Veniamo dunque allo scrupolo più spinoso: quello che cassa di netto due ipotesi. La prima, quella di far sì che laici di chiara fede celebrino le messe al posto dei consacrati, è da escludere a priori per Burke e Schneider. Così come non bisognerebbe neppure proporre l'istituzione di una forma di diaconato valevole per il sesso femminile.
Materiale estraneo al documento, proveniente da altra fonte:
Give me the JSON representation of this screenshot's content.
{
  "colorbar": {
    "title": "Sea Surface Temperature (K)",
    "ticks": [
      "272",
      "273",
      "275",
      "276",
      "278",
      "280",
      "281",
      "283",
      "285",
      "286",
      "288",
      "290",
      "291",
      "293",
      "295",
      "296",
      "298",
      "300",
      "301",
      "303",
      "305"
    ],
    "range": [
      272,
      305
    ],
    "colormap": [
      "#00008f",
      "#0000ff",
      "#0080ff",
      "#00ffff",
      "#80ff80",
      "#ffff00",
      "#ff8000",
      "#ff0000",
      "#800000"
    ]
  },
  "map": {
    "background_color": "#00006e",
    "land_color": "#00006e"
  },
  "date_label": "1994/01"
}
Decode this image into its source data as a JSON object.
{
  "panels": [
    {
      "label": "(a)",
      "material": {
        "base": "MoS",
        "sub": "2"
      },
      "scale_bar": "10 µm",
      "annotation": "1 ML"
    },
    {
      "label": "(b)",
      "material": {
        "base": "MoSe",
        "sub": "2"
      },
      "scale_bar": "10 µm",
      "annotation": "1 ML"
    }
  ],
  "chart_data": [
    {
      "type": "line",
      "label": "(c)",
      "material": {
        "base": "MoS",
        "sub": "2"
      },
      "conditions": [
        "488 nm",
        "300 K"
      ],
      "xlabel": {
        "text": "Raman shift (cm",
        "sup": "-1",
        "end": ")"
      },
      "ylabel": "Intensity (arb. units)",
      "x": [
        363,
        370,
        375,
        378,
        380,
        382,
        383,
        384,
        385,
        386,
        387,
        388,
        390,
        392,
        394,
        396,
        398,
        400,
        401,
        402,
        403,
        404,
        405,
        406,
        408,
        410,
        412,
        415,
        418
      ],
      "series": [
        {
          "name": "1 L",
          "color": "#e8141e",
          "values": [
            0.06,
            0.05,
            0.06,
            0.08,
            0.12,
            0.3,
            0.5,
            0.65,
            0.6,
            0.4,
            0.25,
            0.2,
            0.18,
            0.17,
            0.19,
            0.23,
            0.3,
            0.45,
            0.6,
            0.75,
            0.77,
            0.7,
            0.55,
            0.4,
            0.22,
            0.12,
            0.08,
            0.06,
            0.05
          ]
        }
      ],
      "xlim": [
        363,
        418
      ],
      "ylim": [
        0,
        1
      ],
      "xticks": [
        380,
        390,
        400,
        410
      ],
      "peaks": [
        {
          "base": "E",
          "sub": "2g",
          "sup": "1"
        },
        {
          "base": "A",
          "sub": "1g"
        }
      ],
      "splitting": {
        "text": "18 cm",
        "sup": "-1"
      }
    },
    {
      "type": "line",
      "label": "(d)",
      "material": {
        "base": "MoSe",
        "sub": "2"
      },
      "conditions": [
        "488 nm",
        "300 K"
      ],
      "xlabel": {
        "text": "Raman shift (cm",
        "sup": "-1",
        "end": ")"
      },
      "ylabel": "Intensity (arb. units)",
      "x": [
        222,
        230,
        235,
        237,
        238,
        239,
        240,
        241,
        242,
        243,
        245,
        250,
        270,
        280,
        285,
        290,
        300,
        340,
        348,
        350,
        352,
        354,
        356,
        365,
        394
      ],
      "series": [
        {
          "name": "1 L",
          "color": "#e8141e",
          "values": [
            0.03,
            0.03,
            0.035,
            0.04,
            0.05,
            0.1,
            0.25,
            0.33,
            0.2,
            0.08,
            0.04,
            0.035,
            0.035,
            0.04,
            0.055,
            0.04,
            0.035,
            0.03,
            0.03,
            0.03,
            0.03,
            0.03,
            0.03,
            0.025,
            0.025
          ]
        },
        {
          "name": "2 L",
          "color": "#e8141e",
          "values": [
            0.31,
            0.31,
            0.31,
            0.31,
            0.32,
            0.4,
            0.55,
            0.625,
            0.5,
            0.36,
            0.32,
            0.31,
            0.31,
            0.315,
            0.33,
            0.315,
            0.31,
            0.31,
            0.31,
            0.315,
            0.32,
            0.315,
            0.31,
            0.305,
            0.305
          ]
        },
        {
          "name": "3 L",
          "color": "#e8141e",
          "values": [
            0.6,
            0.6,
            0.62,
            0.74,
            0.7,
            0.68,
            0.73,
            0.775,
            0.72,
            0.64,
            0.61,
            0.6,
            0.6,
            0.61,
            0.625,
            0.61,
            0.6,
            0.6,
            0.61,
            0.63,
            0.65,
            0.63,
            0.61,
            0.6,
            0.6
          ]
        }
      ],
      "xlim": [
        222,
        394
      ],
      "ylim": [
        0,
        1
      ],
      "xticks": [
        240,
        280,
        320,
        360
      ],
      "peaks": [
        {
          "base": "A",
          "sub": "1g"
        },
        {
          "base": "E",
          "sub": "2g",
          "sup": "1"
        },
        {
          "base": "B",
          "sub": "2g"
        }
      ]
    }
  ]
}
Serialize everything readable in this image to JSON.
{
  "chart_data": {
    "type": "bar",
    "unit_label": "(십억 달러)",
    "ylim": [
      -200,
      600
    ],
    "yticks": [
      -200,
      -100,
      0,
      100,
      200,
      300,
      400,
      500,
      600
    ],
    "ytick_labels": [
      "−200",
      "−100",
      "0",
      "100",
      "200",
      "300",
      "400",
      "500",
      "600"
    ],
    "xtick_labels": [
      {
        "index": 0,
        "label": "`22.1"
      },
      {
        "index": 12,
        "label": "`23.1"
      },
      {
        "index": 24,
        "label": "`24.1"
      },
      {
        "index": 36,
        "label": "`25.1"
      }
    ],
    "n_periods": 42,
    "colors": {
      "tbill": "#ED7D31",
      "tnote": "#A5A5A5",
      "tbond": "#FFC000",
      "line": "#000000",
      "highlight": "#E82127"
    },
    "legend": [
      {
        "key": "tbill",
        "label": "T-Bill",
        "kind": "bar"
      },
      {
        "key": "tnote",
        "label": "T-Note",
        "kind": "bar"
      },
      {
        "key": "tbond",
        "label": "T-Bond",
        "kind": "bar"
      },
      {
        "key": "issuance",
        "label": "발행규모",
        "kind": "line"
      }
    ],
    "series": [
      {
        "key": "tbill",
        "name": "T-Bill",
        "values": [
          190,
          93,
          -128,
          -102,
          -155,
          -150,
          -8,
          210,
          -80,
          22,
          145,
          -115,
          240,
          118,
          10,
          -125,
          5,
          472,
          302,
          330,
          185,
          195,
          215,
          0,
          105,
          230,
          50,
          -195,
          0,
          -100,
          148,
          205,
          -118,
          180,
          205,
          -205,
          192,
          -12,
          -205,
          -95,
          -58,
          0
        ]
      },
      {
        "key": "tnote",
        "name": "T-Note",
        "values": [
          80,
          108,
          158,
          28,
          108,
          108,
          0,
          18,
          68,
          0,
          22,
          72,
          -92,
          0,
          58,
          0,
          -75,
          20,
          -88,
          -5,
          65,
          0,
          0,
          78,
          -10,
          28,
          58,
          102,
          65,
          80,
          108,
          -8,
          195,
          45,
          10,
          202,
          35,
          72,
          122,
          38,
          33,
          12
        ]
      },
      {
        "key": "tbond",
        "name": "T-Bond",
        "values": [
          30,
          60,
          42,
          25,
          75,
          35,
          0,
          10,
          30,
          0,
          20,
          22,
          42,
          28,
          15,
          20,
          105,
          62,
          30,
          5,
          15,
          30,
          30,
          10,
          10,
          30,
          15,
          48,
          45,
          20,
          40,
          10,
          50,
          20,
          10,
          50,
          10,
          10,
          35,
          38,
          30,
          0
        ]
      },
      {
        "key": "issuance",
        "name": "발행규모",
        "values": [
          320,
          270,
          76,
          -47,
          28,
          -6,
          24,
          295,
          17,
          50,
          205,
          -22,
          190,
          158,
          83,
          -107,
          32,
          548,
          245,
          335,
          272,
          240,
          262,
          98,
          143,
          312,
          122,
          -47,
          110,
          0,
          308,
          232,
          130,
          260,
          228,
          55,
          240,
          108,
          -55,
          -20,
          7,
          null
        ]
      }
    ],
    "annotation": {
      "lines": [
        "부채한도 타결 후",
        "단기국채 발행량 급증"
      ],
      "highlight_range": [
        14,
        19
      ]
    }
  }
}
Per il duo non può esistere quindi un"adattamento dei ministeri ordinati cattolici alle consuetudini ancestrali degli aborigeni". Niente "viri probati" e nessuna donna sacerdotessa, per farla breve. Il quinto ammonimento è tutto sull'ideologia ambientalista: l'essere umano non può essere subordinato all'ecologia, asseriscono in sintesi, mentre l'ultimo passaggio è basato sulle conseguenze socio-economiche che l'adozione del mantra ecologista comporterebbe in termini filosofico-dottrinali.
Come premesso, insomma, non si tratta di dubbi, ma di un'esposizione calibrata su quelli che per Burke e Schneider, e magari anche per altri tradizionalisti che si aggiungeranno in queste settimane, sono svarioni dottrinali. C'è da dire, per completezza, che l'Instrumentum Laboris è appunto uno strumento, che è stato stilato dal Consiglio che si riunisce prima del summit tra gli episcopati e che può essere modificato nel corso del Sinodo.